そう語るイルカ先生の顔は、どこか寂しそうだった。
・・・・イルカ先生も、小さな頃からずっと一人だったんだ・・・・九尾の事件の、あの日から・・・。
ナルトの、悲しそうな姿に自分を重ねているのは私だけじゃなくて、イルカ先生も・・・。

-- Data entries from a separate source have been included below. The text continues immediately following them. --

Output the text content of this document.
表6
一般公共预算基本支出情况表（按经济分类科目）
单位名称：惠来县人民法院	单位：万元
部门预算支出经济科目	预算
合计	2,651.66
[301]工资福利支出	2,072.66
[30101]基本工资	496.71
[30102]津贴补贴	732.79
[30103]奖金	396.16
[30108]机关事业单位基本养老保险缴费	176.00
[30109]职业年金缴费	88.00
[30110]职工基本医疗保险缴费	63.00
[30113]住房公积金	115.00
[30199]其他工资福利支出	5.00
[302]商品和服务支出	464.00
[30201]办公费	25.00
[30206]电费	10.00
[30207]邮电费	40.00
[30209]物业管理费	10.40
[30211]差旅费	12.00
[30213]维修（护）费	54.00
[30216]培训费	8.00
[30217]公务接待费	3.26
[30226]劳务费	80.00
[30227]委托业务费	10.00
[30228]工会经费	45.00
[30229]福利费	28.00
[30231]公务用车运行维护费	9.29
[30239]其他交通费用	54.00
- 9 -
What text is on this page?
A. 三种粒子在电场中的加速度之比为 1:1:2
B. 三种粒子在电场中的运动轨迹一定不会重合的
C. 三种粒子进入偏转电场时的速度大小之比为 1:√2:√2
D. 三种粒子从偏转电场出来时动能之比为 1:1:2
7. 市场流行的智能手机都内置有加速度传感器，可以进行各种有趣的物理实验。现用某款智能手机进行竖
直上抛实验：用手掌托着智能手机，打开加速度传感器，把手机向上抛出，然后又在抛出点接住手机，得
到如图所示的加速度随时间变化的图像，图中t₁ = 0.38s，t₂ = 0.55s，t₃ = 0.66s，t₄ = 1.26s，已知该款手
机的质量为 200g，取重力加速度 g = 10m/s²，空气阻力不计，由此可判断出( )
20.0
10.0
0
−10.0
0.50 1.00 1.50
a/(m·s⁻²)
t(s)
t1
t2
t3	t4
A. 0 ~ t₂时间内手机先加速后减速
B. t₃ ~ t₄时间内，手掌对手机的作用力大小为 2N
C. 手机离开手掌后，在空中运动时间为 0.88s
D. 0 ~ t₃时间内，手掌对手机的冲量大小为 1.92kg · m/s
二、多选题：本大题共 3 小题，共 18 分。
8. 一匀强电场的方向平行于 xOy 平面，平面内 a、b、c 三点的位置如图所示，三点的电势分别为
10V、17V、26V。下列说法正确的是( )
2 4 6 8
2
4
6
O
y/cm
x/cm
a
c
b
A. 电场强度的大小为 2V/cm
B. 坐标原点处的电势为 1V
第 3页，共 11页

「・・・・分かります・・・。私も・・・人の中に、入りにくいタイプなんで・・・、ナルトの気持ちもちょっとは・・・」
「そう、か」
「・・・イルカ先生は・・・ナルトのこと、好きですか・・・・?」

そう聞くと、先生は優しい笑みで頷いた。

「ああ。ま、どうしようもないイタズラ小僧だけどな・・・一生懸命なのは、見てて分かる」
「・・・・ですよね」

本当に、イルカ先生は分かってくれている・・・ナルトのことを。
ナルトの・・・初めての理解者。
いつだってこの人は、ナルトの側でナルトを励ましているんだ。
ナルトがアカデミーにいる時だって、額宛てを貰った時だって、任務終わりも、修行から帰って来た時も、
・・・・自来也様が亡くなった時も・・・・。
いつも、ナルトの側にいた。助けてくれていた。

「先生」

私も、少しはナルトの支えになれるのかな。

「・・・・私、ナルトとは・・・・ずーっと仲良くやらせてもらうんで・・・」
「ああ・・・・ありがとう。ただし!それとイタズラは別物だからな」
「・・・・えー」

うん、、きっちりとそこには釘を刺されました。
教師の鑑です、あなた様は。

「・・・・今日は、ありがとうございました・・・」

奈良家が近付いてきたところで、私もイルカ先生にお礼を言った。

「おぅ、明日はサボるなよ」
「・・・・・寝て、立たされるとこまでに・・・留めておきます・・」
「・・始めの方からきちんとしてくれよ・・・」

すみません。
それは至極困難なものと思われます・・・。

「・・・あっ!そうだ、ロク・・・お前、明日ナルトに会ったら言っといてくれないか?」
「?伝言・・・・ですか」
「ああ・・・"お前の言ってた実戦授業、そろそろやり始めるから楽しみにしとけ"・・・って、さ」

ぱちぱちと目を瞬かせる私に、
少し照れながら頬をかくイルカ先生。
くすっ、と笑ってしまった・・・。

「・・・・先生、だから・・・・私もナルトも先生のこと大好きです」
「・・・あー・・・」
「きちんと、考えててくれたんですね・・・・すごい、優しい」
「やめんか恥ずかしい・・・褒め殺すな俺を・・・」
「いよっ、教師の鑑、理想像」
「こらっ!やめろっての!!」

そのトマトみたいな顔色で言われても説得力無しです。
あー、イルカ先生可愛いなぁ。
年下(精神年齢的な意味で)弄ぶって、こういうことなのかな・・・。
まぁとりあえずもう一言。

「さようなら。先生のお嫁さんになる人は、とても幸せだと思いまーすー・・・」

走りながら言った一言で、先生の顔は更に赤くなって。

「おっ・・・・大人をからかうんじゃなーいっ!!!」

先生の声をBGMに、私は家路を走って行った・・・。









『あのね・・・ナルト。イルカ先生はね、きちんと考えてくれてたよ・・・・』




明日言う台詞を用意して、ナルトが喜んでいる姿を想像して、
その日の夜は、朝が待ち遠しかった。